A origem do irmão — talvez filho de desaparecidos políticos — é envolta em silêncio, culpa, e proteção. Essa resistência em revelar ou afirmar fatos é, por si só, um dos grandes temas do livro: o direito (ou não) de falar em nome do outro.

“Resistência é também a recusa em dizer, a negação do que se sabe ou imagina saber.”


Temas Centrais

1. Identidade e Adoção

O livro levanta questões profundas sobre o que significa ser filho, irmão, ou parte de uma família. O irmão do narrador luta para entender quem é, enquanto o narrador tenta compreender até onde pode ou deve contar essa história.

2. Exílio e Ditadura

A família no centro do romance é marcada pela fuga da ditadura argentina. O exílio transforma vidas e deixa marcas invisíveis que se perpetuam nas gerações seguintes. A política, aqui, é pessoal.

3. Memória e Ficção

Fuks joga com a tênue linha entre memória e invenção. Ao escrever sobre lembranças próprias e alheias, o narrador questiona o papel da literatura: é possível narrar a verdade? Ou toda escrita é uma forma de traição?
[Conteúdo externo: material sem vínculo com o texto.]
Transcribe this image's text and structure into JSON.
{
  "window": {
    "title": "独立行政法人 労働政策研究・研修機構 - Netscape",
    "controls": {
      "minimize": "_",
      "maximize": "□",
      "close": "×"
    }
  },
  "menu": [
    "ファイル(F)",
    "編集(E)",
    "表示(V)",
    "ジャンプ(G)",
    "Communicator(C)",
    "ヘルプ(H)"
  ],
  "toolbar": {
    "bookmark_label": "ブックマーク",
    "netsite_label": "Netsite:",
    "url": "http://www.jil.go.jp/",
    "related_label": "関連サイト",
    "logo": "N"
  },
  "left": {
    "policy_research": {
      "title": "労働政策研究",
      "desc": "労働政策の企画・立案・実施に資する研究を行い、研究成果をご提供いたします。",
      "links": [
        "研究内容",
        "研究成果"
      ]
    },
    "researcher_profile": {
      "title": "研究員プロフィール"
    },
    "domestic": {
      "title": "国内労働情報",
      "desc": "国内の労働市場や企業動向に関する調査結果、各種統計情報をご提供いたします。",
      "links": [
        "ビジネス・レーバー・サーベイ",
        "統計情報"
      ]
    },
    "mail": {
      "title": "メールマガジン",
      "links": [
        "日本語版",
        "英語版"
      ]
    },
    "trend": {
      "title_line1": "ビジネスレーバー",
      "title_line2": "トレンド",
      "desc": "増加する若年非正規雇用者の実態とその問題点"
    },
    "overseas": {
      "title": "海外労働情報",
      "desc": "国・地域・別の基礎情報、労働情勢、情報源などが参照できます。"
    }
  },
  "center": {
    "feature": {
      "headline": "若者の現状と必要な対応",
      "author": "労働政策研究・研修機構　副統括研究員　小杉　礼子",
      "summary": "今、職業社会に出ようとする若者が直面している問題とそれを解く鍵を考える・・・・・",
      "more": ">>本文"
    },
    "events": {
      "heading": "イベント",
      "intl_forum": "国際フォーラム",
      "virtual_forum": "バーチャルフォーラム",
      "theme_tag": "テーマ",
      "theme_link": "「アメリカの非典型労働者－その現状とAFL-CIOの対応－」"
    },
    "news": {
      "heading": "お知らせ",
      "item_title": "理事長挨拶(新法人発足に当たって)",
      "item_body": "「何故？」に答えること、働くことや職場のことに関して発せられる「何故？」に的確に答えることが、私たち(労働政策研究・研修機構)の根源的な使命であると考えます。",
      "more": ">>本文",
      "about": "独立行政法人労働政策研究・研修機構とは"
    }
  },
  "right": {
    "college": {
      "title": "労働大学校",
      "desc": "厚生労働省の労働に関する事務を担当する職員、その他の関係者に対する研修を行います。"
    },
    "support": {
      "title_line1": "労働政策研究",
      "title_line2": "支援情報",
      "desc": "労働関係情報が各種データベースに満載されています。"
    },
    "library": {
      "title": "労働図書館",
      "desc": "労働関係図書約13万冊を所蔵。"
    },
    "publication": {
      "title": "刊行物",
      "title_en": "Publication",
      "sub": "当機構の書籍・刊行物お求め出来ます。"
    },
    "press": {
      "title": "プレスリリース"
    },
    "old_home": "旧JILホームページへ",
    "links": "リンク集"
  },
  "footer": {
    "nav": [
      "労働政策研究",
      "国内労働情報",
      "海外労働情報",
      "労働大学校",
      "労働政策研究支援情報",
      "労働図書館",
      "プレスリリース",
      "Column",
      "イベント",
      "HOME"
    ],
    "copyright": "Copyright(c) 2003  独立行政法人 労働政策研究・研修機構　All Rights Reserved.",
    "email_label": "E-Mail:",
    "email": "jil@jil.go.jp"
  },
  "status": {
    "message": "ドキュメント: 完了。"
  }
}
A Narrativa: Fragmentos e Fluxo

A escrita de Julián Fuks é marcada por frases curtas, profundas, poéticas e reflexivas. O romance é narrado em primeira pessoa, com estrutura fragmentada, em blocos curtos de texto que se conectam como peças de um quebra-cabeça emocional.

Essa escolha estilística transmite o tom íntimo e inquieto da narrativa — o texto parece estar em construção, em permanente dúvida, assim como o narrador que escreve.


Destaque para a Linguagem

Um dos maiores méritos do livro está na linguagem cuidadosamente trabalhada, que transmite angústia, ternura, e desconforto com poucas palavras. Cada parágrafo parece conter um universo de sentidos. Fuks domina o ritmo da introspecção, dando ao leitor o tempo necessário para digerir cada ideia.


Prêmios e Reconhecimento

Além do sucesso de crítica, A Resistência foi reconhecido com importantes prêmios:

  • 🏆 Prêmio Saramago (2017)
  • 🏆 Prêmio Jabuti (2016) – Categoria Romance
  • 🏆 Prêmio Oceanos (2016) – Melhor Livro de Língua Portuguesa

A obra também foi traduzida para diversas línguas e consolidou Julián Fuks como um dos grandes nomes da literatura brasileira contemporânea.


Conclusão: Uma Obra Necessária

“A Resistência” é mais do que um livro sobre adoção, ditadura ou memória. É um livro sobre os silêncios que formam quem somos, sobre o direito de narrar e sobre o peso que carregamos — mesmo quando esse peso não é nosso.

Fuks constrói um romance comovente, literariamente sofisticado e politicamente necessário. Uma leitura para quem busca mais do que uma história: para quem busca escavar verdades entre o que é dito e o que é calado.

Ler A Resistência é como olhar para dentro de um espelho embaçado, onde aos poucos as formas ganham nitidez — mas jamais por completo.


Se você gosta de livros que misturam literatura com história, memória e questões existenciais, “A Resistência” é leitura obrigatória.